18 Agustus 2025
11:06 WIB
Paternal Postpartum Depression, Saat Ayah Juga Alami Baby Blues
Gejala baby blues pada ayah tak selalu muncul dalam bentuk kesedihan atau tangisan yang kerap terlihat pada ibu, tapi sering kali tampak melalui kemarahan, mudah tersinggung, atau perilaku agresif.
Penulis: Annisa Nur Jannah
Editor: Andesta Herli Wijaya
Ilustrasi seorang ayah dengan bayi. Sumber foto: Freepik.
JAKARTA - Selama ini, pembicaraan tentang baby blues dan depresi pasca melahirkan hampir selalu identik dengan ibu. Hal itu memang wajar, mengingat tubuh ibu mengalami perubahan besar selama kehamilan hingga persalinan yang kemudian berlanjut pada penyesuaian hormon dan tuntutan merawat bayi.
Namun, di balik sorotan besar terhadap ibu, ada sisi lain yang jarang dibicarakan yakni ayah juga bisa mengalami hal serupa. Fenomena ini dikenal dengan istilah paternal postpartum depression (PPD) atau depresi pasca melahirkan pada ayah.

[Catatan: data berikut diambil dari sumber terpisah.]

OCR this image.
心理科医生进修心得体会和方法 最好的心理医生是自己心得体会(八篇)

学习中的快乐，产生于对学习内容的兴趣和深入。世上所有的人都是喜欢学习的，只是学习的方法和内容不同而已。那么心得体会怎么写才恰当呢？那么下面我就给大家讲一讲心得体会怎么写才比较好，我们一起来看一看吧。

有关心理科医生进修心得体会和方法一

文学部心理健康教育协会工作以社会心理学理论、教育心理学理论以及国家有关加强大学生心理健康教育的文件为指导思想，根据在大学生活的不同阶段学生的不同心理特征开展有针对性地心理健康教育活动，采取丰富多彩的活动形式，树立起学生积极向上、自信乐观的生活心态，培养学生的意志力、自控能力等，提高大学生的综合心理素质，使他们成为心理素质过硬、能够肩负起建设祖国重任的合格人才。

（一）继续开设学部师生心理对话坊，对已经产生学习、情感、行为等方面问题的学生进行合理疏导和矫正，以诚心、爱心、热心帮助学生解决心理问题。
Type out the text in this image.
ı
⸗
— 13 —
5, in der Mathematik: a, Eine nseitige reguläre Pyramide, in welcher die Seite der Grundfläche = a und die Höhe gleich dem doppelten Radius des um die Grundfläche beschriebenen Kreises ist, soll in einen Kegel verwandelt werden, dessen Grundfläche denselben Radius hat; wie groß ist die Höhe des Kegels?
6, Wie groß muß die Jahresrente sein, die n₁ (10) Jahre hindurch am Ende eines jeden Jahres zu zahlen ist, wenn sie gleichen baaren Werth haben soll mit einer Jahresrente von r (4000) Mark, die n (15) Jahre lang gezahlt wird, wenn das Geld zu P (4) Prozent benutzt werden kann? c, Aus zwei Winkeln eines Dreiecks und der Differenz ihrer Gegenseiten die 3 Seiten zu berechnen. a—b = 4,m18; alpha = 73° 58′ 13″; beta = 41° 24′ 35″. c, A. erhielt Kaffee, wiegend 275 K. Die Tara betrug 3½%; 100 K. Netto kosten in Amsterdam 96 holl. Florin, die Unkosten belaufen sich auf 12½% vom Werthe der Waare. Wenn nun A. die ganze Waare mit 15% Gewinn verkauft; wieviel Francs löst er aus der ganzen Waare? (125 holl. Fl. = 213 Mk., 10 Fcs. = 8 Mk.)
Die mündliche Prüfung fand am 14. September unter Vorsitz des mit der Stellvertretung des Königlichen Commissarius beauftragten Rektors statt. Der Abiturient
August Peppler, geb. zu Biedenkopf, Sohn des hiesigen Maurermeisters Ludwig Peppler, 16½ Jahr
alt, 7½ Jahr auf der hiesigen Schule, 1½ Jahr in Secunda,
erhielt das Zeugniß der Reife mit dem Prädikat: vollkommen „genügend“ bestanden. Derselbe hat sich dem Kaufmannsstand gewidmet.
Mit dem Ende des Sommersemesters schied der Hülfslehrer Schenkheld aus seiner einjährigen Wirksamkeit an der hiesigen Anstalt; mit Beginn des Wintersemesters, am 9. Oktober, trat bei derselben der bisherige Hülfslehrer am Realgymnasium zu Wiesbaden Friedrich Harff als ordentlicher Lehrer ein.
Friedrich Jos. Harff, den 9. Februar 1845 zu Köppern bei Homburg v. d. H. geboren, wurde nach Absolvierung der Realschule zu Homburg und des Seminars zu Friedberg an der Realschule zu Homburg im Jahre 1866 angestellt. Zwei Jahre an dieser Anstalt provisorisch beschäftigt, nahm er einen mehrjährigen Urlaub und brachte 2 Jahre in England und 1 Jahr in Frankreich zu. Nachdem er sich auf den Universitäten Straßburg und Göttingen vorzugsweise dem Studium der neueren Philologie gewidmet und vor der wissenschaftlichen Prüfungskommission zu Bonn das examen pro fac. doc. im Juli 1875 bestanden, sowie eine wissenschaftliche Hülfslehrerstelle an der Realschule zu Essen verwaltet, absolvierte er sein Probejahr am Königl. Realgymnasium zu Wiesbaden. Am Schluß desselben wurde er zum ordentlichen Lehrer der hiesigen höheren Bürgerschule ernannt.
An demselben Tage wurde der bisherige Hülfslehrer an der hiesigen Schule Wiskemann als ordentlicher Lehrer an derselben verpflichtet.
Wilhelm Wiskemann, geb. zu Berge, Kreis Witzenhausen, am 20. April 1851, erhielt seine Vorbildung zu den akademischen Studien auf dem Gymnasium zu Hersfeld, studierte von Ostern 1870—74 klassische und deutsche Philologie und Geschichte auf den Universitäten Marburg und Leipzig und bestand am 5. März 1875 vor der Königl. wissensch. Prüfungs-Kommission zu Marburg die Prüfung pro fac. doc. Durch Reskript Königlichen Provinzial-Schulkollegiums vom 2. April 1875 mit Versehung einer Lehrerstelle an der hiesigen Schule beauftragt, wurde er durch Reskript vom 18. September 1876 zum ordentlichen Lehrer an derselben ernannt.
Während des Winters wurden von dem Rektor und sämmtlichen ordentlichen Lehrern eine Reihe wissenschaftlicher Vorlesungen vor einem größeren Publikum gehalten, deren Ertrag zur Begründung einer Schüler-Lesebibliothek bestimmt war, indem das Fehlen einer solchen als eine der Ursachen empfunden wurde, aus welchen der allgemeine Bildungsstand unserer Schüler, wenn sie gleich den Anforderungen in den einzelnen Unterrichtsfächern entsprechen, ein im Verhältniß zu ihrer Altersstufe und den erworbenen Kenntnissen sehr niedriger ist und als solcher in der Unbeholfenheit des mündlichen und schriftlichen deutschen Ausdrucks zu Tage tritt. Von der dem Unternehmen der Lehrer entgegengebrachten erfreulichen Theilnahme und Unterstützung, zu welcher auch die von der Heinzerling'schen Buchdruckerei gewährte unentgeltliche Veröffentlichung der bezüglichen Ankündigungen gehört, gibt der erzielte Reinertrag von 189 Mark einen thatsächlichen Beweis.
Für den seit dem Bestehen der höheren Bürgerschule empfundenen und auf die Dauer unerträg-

Melansir laman Cleveland Clinic, kondisi ini bukanlah hal yang langka. Penelitian yang dimuat dalam Journal of the American Medical Association bahkan menyebutkan, sekitar 10% ayah mengalami depresi sebelum atau sesudah kelahiran anaknya.
Yang membuatnya sulit dikenali adalah gejala pada pria tidak selalu muncul dalam bentuk kesedihan atau tangisan sebagaimana kerap terlihat pada ibu. Depresi pada pria sering kali tampak melalui kemarahan, mudah tersinggung, atau perilaku agresif.
Tak jarang kondisi tersebut disalahartikan sebagai perubahan karakter menjadi lebih pemarah setelah seorang pria menjadi ayah. Padahal, di balik itu bisa tersimpan perasaan frustrasi, putus asa, kehilangan minat pada pekerjaan maupun aktivitas sehari-hari, hingga kecenderungan menarik diri dari keluarga dan teman.
Dalam kasus yang lebih berat, ayah bisa merasa sangat kewalahan, kehabisan energi, bahkan muncul pikiran untuk menyakiti diri sendiri.
Menurut Psikolog Adam Borland, pentingnya pemahaman bahwa depresi pasca melahirkan pada ayah tidak ada kaitannya dengan rasa cinta terhadap bayi, pasangan, atau kehidupan barunya. Kondisi ini lebih banyak dipengaruhi oleh perubahan fisik dan mental di masa transisi menjadi orang tua.
"Kadar testosteron pria bisa menurun setelah kelahiran anak. Diduga, hal ini merupakan mekanisme alami untuk membantu ayah lebih mudah terikat dengan bayinya. Namun, penurunan hormon tersebut juga dapat memunculkan gejala yang mirip dengan depresi," ujar Borland.
Di luar faktor biologis, terdapat pula pemicu lain yang memperbesar risiko seorang ayah mengalami PPD. Sebagian merasa tersisih karena ikatan antara ibu dan bayi biasanya terbentuk lebih cepat, sementara mereka membutuhkan waktu lebih lama.
Tanggung jawab sebagai pencari nafkah juga menambah beban, apalagi dengan kebutuhan finansial yang meningkat setelah kehadiran anak. Ditambah lagi, ada ekspektasi sosial yang menuntut seorang ayah baru untuk selalu tampak bahagia.
Saat perasaan itu tak muncul, sebagian ayah justru merasa bersalah atau menganggap dirinya gagal. Kurang tidur akibat begadang merawat bayi pun memperburuk kondisi mental.
Baca juga: Banyak Yang Belum Tahu, Ini Ragam Manfaat Yoga untuk Pria
Pria dengan riwayat depresi atau yang pasangannya juga mengalami depresi pasca melahirkan, memiliki risiko lebih tinggi untuk mengalami hal serupa. Meski demikian, kabar baiknya adalah kondisi ini bisa diatasi.
Salah satu cara sederhana adalah menjaga gaya hidup tetap sehat. Dengan begitu, pikiran lebih terjaga, stres berkurang, dan hati pun terasa lebih tenang.
"Sama pentingnya dengan ibu, ayah perlu berani membuka diri, berbicara dengan pasangan, keluarga, atau teman dekat yang bisa mendengar tanpa menghakimi," tegas Borland.
Apabila gejala berlangsung lebih dari dua hingga tiga minggu, langkah terbaik adalah segera berkonsultasi dengan tenaga kesehatan. Dengan mendapatkan pendampingan medis maupun psikologis, seorang ayah dapat pulih dan menjalani peran barunya dengan lebih tenang.